Thasha reluctantly lifted the edge of her shirt. On her ribs were a wide, blackening bruise and two gashes, left by the teeth of the sorcerer’s mace.
“Fool!” said Hercól. “You climbed a spar with
that
? You might have lost consciousness and fallen to your death!”
“But I didn’t, did I?” said Thasha.
“Go to the surgery at once. Pathkendle, take her there, drag her. Chadfallow is already at work on the captain. Have him examine you, too, when he’s finished with Thasha. You may have a hard head—”
“A gargoyle would envy it!” said Lady Oggosk.
“—but I saw you strike those ceiling-planks. And there’s your fall into the hold as well. Go on.”
“Hercól,” said Thasha, “was Arunis telling the truth? Did my father know Syrarys … years before?”
“Nonsense!”
“You weren’t in Etherhorde when I was born,” said Thasha. “You were still in hiding with Empress Maisa. You never saw Clorisuela with child.”

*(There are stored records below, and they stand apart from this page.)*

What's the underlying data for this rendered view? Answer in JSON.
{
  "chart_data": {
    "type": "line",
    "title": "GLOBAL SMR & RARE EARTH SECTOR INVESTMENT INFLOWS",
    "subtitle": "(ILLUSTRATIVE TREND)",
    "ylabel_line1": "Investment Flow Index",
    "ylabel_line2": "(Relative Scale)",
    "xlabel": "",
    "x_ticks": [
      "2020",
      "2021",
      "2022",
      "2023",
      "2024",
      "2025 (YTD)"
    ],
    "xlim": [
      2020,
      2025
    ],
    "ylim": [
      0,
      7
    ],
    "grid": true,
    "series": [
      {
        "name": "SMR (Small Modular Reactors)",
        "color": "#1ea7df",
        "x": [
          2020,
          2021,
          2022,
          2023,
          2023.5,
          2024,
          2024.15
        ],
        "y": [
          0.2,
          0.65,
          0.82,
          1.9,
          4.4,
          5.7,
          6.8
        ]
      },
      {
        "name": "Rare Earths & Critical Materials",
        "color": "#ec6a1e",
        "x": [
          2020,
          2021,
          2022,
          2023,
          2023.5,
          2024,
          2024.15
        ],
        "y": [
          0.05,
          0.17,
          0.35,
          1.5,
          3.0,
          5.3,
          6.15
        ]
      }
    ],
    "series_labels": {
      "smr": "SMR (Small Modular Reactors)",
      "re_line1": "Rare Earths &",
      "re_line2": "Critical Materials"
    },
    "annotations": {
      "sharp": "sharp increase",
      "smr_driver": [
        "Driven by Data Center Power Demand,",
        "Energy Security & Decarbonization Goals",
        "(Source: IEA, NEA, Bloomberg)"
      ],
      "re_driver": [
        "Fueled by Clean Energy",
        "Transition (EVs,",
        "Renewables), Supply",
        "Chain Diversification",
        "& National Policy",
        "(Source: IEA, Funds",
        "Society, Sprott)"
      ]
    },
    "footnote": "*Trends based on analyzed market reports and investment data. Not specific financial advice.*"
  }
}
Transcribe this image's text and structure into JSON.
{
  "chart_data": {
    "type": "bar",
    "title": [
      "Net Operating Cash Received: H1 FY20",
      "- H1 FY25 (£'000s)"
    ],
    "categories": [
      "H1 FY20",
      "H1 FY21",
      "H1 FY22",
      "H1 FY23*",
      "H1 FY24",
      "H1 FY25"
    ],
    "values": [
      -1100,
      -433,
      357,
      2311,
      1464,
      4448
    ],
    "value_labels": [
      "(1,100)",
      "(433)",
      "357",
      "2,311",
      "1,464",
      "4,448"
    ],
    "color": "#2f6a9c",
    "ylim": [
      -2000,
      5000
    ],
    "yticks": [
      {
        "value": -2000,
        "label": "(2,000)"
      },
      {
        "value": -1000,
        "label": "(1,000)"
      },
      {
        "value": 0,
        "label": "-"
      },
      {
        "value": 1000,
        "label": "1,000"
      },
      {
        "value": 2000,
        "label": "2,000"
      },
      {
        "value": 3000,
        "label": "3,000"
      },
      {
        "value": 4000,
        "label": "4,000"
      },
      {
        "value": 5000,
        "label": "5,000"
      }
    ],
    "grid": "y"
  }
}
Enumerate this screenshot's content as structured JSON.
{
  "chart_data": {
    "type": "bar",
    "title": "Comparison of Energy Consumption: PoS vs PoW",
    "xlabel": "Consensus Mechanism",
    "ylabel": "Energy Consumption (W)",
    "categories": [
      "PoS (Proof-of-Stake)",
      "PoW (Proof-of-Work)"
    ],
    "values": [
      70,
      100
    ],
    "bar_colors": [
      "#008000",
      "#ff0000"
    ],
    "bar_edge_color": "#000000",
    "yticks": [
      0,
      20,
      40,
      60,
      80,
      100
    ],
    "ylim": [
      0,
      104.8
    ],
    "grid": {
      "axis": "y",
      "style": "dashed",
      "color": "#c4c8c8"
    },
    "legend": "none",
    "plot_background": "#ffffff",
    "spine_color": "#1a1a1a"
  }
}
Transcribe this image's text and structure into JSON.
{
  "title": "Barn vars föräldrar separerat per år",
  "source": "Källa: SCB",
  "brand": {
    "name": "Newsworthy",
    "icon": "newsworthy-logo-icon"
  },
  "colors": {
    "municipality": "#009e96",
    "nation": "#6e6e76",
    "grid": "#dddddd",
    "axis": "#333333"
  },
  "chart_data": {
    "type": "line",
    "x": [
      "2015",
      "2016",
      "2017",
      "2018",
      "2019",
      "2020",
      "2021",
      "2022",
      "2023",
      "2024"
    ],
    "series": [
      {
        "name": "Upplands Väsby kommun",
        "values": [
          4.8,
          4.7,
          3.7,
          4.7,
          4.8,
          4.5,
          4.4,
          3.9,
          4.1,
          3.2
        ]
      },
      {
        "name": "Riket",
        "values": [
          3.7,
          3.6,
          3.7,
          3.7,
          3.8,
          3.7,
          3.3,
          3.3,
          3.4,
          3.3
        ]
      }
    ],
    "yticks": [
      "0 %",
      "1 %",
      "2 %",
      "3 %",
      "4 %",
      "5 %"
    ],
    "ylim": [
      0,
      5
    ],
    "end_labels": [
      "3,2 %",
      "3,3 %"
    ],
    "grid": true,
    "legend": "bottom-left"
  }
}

“What of it? Go to surgery, I say, before you collapse.”
“Is Syrarys my mother, Hercól?”
“Thasha Isiq: as your martial tutor, I command you to seek treatment for that wound.”
“Come on,” said Pazel, touching her arm.
Thasha pulled her arm viciously away. She looked at Hercól for a long moment, and then moved slowly toward the hatch.
Pazel walked at her side. They did not speak as they descended to the orlop. Thasha marched aft with hands in fists. Ahead in surgery Rose gave a howl of pain. All at once Thasha stopped and turned to face Pazel, her eyes enraged and wet. A lock of her golden hair was pasted to her shoulder with someone’s blood.